The congregation that formed soon outgrew Perry's living room, and Sunday services moved to the Encore Theater in Hollywood and then, in 1971, to a dilapidated building dubbed the budding denomination's "Mother Church," which burned down as a result of arson in 1973.

Liberation Era Results in the World's Largest glbtq Organization: The 1970s

In the 1970s glbtq individuals and groups in Los Angeles built on the work done in the post-World War II decades. They borrowed the protest tactics of the African-American civil rights, anti-war, and women's movements of the late 1960s and created lasting cultural, social, religious, and political organizations.

The first "gay-ins" in Los Angeles were held in 1968 by drag queens in Griffith Park and were attended by "about two hundred wild fairies." After the Stonewall Rebellion in New York City in 1969, Los Angeles, like other cities around the nation, formed a chapter of the Gay Liberation Front (GLF), an organization meant to be more in tune with the times and more militant than the homophile groups.

Harry Hay, who, as a former Communist, had been ostracized from even the organization he founded, the Mattachine Society, was welcomed into the new liberation movement. He became president of the Los Angeles GLF. Morris Kight, an anti-war activist, was also prominent in the GLF.

In 1964 Los Angeles was featured in a Life magazine "exposé" of homosexuality, "Homosexuality in America." The article included a photograph of Barney's Beanery in West Hollywood, which prominently displayed a sign reading "Fagots [sic] Stay Out." The offensive sign was the subject of a protest led by Kight and the GLF in 1970, although it was not removed permanently until much later.

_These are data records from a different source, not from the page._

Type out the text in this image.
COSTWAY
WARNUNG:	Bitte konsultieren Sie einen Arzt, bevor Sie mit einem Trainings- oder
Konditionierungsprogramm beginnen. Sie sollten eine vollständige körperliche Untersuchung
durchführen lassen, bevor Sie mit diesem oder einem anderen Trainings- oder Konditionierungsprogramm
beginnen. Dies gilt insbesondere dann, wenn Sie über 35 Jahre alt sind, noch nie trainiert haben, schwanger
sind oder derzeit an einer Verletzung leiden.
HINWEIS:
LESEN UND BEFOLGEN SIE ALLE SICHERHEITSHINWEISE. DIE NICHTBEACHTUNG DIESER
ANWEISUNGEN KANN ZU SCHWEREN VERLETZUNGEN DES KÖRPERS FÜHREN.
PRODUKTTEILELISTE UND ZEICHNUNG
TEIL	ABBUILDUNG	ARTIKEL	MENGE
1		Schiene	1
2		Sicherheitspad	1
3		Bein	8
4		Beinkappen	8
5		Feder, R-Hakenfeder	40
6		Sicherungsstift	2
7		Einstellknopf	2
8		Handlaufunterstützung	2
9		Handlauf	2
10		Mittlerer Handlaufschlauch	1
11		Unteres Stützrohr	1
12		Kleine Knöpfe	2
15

Kight and others in the GLF, along with Troy Perry, then formed Christopher Street West (CSW), the first Los Angeles gay pride parade, to commemorate New York's Stonewall Riots of 1969. At first police sought to block the parade with exorbitant security fees, but eventually Hollywood Boulevard, a site of gay Los Angeles, was closed off to traffic and the first parade was held June 28, 1970, with 1,200 marching and 30,000 in attendance.